Malatya’da otobüsten oyuncak dağıtan Cumhurbaşkanı ve AKP Genel Başkanı Erdoğan’a “Evim yok ‘çadırda kalıyorum’ diyerek derdini anlatmaya çalışan kadın korumalar tarafından uzaklaştırılmış.
Ardından kameralar karşısına çıkarılan kadının kocası özür dilemiş, “Konteyner diyeceğine çadır demiş. Devlet büyüklerimizden özür dileriz. Devletten beklentim yok. Zaten devletin başı kendinden aşkın” demiş.
CHP Grup Başkanı Ali Mahir Başarır yaşananlara tepki göstererek, “Depremzedenin eşi kamera karşısına geçirilip özür dilemek zorunda bırakılıyorsa, konteyneri çadırdan üstün tutan, hakkını aramayı suç sayan bu korku düzeninize lanet olsun” demiş.

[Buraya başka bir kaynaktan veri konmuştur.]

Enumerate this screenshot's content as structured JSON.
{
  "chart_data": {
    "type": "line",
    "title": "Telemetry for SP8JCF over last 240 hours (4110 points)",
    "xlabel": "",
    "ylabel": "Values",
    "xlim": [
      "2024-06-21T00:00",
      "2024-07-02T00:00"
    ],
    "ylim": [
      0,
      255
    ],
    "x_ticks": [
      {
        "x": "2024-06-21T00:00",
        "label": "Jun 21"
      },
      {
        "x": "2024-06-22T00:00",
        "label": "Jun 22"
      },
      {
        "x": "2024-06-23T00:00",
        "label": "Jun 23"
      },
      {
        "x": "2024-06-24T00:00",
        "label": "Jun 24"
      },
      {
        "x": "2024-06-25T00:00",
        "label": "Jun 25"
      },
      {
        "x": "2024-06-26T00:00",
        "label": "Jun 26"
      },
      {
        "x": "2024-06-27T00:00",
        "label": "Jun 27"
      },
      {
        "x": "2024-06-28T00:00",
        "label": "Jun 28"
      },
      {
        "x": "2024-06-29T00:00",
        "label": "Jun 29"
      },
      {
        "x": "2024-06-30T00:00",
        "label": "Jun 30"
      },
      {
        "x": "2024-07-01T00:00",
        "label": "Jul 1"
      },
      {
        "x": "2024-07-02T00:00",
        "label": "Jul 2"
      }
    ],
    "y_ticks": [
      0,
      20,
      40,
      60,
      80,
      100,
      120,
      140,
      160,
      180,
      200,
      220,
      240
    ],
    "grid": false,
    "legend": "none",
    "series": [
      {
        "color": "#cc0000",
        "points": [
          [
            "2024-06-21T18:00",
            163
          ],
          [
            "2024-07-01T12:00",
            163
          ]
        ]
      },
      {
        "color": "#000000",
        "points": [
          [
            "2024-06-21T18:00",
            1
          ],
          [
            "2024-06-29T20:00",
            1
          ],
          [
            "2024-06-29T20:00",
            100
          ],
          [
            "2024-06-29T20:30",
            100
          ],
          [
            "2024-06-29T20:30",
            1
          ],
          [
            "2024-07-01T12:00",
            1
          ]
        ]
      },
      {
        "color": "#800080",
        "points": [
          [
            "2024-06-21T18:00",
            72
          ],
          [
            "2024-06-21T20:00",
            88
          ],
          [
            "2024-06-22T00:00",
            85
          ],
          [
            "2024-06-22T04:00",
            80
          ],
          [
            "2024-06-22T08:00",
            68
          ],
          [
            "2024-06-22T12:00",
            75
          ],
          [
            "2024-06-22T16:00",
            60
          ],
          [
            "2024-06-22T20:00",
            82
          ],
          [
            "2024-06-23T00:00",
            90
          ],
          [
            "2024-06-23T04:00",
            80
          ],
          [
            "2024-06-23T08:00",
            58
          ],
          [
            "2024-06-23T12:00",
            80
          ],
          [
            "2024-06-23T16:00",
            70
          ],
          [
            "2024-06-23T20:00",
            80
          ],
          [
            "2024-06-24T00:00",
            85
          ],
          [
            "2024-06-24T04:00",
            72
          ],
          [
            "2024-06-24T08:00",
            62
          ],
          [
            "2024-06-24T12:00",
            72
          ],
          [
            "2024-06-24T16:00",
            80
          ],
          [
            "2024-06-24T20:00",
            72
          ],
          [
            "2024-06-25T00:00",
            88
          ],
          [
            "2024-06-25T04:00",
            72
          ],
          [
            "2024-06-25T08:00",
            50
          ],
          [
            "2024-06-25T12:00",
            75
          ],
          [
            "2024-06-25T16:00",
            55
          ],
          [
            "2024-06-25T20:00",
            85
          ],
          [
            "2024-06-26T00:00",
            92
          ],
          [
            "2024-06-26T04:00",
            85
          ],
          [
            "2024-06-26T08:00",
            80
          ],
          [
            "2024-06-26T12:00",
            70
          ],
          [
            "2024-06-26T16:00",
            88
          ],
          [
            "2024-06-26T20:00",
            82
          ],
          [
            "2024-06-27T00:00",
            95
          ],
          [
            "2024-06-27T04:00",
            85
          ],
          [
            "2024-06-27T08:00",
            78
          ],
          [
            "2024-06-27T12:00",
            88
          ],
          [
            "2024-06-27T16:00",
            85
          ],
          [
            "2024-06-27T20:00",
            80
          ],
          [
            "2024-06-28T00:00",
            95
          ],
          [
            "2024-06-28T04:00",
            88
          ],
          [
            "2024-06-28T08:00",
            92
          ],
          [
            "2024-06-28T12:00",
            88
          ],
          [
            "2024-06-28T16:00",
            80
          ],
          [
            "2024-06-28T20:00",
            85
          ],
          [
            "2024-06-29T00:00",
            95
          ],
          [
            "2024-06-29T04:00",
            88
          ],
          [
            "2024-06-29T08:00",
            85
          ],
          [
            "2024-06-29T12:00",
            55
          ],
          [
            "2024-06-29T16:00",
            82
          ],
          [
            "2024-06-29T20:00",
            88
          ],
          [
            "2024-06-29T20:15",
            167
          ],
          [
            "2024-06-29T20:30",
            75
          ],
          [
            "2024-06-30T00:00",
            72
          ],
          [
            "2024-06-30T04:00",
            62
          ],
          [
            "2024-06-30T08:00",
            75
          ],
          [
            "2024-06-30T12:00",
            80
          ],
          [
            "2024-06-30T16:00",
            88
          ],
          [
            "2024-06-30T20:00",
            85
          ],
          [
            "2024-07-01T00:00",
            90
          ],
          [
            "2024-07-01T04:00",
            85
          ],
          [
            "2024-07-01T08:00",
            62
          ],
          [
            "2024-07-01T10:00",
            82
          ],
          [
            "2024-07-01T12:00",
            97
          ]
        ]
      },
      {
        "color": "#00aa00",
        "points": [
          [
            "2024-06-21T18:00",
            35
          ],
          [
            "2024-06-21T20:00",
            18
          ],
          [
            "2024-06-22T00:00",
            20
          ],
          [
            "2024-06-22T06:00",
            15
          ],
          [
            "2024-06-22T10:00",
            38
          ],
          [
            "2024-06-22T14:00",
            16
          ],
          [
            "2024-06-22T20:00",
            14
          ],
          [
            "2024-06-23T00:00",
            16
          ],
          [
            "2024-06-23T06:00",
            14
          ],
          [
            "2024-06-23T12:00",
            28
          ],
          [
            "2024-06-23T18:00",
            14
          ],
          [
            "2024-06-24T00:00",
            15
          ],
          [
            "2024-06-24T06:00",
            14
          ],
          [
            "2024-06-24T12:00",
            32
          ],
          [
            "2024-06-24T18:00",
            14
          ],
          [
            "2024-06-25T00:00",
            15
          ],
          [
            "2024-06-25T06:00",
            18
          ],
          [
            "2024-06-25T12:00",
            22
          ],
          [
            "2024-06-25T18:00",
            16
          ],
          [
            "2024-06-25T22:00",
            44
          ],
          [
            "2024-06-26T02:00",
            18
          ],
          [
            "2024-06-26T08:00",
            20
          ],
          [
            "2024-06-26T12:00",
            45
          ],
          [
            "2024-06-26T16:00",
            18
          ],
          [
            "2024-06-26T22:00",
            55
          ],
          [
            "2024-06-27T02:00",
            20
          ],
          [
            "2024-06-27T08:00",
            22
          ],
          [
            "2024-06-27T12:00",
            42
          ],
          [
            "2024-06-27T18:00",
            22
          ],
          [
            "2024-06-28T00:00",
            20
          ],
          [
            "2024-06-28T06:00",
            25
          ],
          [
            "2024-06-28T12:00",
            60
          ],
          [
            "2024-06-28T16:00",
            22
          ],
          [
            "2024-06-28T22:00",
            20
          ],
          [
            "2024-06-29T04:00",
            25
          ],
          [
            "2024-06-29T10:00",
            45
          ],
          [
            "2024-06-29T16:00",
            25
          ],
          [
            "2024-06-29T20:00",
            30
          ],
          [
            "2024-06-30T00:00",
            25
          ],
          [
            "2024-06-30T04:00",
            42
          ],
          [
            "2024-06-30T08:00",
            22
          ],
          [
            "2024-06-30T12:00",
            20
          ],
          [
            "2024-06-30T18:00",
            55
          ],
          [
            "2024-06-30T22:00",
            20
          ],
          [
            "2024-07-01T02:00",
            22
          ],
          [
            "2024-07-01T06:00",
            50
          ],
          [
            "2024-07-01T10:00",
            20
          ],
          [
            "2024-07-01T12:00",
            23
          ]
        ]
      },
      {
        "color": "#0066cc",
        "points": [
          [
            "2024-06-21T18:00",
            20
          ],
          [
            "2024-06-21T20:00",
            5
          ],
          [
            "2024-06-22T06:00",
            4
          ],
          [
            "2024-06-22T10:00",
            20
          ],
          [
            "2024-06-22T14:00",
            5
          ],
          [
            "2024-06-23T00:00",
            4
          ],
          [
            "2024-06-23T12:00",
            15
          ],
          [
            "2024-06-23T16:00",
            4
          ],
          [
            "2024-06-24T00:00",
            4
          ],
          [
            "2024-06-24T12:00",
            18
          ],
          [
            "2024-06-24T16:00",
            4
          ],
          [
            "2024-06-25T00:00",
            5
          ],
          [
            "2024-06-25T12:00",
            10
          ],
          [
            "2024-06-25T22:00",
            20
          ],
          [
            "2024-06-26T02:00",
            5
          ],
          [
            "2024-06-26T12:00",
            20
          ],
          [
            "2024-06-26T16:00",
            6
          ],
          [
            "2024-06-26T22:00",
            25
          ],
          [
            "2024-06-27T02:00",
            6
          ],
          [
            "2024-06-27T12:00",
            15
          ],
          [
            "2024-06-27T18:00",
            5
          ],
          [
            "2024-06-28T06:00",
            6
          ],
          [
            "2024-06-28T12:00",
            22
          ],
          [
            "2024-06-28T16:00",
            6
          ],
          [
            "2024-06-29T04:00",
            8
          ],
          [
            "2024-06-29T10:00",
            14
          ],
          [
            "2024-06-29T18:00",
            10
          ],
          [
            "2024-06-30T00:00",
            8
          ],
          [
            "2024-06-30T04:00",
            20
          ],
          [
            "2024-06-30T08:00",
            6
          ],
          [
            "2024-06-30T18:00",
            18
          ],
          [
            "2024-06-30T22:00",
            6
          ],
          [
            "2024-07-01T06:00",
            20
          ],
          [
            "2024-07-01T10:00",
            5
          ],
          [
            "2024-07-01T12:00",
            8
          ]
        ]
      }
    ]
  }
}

Başarır’ın tepkisi haklı bir tepki. Ancak yaşanan olayda benim için en dikkat sözü devlet büyüklerinden özür dileyen depremzede kadının kocası sarfetmiş: “Devletin işi başından aşkın.” Devletin onca işi arasında depremzede ile uğraşacak zamanının olmadığını söylemiş.
Dikkat çekici olan bir başka husus da, çekilen sıkıntıların, yaşanan sorunların sözcülüğünü kadınların üstlenmiş olmaları. Devletin en üst yetkilisine çekinmeden sorunlarını dile getiren bir kadın. Onun adına özür dilemeye zorlanan da bir koca. Benzer bir tablo hafta sonunda Halk TV’de Serhan Asker’in “Görkemli Hatıralar” programında yaşandı. Asker, Adıyaman (Gölbaşı) ve Hatay’da büyük depremden iki yıl sonra yaşanan içler acısı sorunları yansıttı. Yüz binlerce yaslı vatandaş hâlâ konteynerlerde yaşıyor. Yasını bile yaşayamıyor… Deprem bölgesinde toz duman insanları esir almış. Sorunları “Görkemli Hatıralar”da dile getirenler de ağırlıklı olarak kadınlar. Kimselerden korkmadan, çekinmeden sorunlarını tek tek sıralıyorlar.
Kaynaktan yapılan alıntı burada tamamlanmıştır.